21On le voit, tant pour ce qui est du critère de l’invariabilité que pour celui de la portée de l’adverbe, la confrontation à la cohérence interne du système et aux données de la langue infirme la validité et la pertinence de la définition de cette partie du discours.

1.1.3. L’équation : Adverbe = préposition + nom

22Port-Royal considère que l’adverbe est un substitutif :

Le désir que les hommes ont d’abreger le discours, est ce qui a donné lieu aux Adverbes. Car la pluspart de ces particules ne sont que pour signifier en un seul mot, ce qu’on ne pourroit marquer que par une préposition & un nom : comme sapienter, sagement, pour cum sapientia, avec sagesse : hodie pour in hoc die, aujourd’hui. (Arnauld et Lancelot, Port-Royal, 1660 : 88)
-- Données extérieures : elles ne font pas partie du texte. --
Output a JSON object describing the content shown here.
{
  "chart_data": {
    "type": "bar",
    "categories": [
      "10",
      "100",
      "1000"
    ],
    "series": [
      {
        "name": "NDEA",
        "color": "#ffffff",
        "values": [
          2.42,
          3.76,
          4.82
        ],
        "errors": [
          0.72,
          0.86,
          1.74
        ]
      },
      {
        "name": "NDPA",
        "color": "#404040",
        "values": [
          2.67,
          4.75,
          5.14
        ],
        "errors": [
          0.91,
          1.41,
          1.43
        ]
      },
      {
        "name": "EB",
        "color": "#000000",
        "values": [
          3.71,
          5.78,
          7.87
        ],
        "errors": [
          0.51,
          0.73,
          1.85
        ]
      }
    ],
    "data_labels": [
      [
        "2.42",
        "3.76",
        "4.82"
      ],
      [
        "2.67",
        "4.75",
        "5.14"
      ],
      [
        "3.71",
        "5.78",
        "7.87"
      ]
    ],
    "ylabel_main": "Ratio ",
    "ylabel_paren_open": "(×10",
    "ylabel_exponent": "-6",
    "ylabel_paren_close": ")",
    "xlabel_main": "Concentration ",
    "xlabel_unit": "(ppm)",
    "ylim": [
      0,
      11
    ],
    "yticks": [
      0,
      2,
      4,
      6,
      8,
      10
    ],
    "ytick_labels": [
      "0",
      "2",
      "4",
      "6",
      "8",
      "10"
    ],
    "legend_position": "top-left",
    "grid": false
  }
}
23La définition de l’adverbe par l’équation « adverbe = préposition + nom » a été critiquée tant au niveau de la portée qu’il fallait lui donner qu’au niveau du principe même de l’équation.

24Les critiques peuvent se résumer ainsi :
On n’imagine pas la création en langue d’une classe superfétatoire ; on ne définit pas un mot par ce à quoi il est équivalent ; l’équation n’est pas réciproque ; certains adjectifs (juste = de justice) et certains pronoms (me = à moi) acceptent une telle décomposition ; tous les adverbes ne se laissent pas décomposer.

25L’approche port-royaliste conduit en fait à rendre l’adverbe accessoire ; il ne serait qu’une forme secondaire prise, après transformation, par des mots appartenant à d’autres classes.

26Cette conception reprise par Chomsky (1965) a pour conséquence d’évacuer l’adverbe de la structure profonde et, partant, des parties du discours. Emonds (1986), logiquement, supprime la classe. Wilmet (2010) reprend également cette tradition et fait de l’adverbe un syntagme nominal prépositionnel synthétique.

27Même si la conception se maintient, elle ne permet guère de définir correctement la classe des adverbes.

1.1.4. La position

28Après avoir envisagé des propriétés non suffisantes (invariabilité…), Bonami, spécialiste de la question dans le cadre de la HPSG et responsable du chapitre « adverbe » de la Grande grammaire du français (GGF, Abeillé & Godard, 2021), considère que la propriété définitoire la plus probante pour l’adverbe est le fait de pouvoir occuper la position entre auxiliaire et participe passé avec une prosodie intégrée (sans détachement prosodique), et devant le verbe infinitif (GGF : 864). Mais cela ne vaut pas pour tous les adverbes. Certains adverbes n’apparaissent pas entre l’auxiliaire et le participe passé : les adverbes interrogatifs (combien, comment, pourquoi, quand) ou exclamatifs (comme) (sans compter que les pronoms tout et rien peuvent également occuper cette position), ainsi que les adverbes énonciatifs (franchement), qui ne peuvent apparaître qu’entre virgules avec prosodie non intégrée ; certains adverbes sont incompatibles avec un verbe (si, très). Ces adverbes sont dès lors dits « atypiques ».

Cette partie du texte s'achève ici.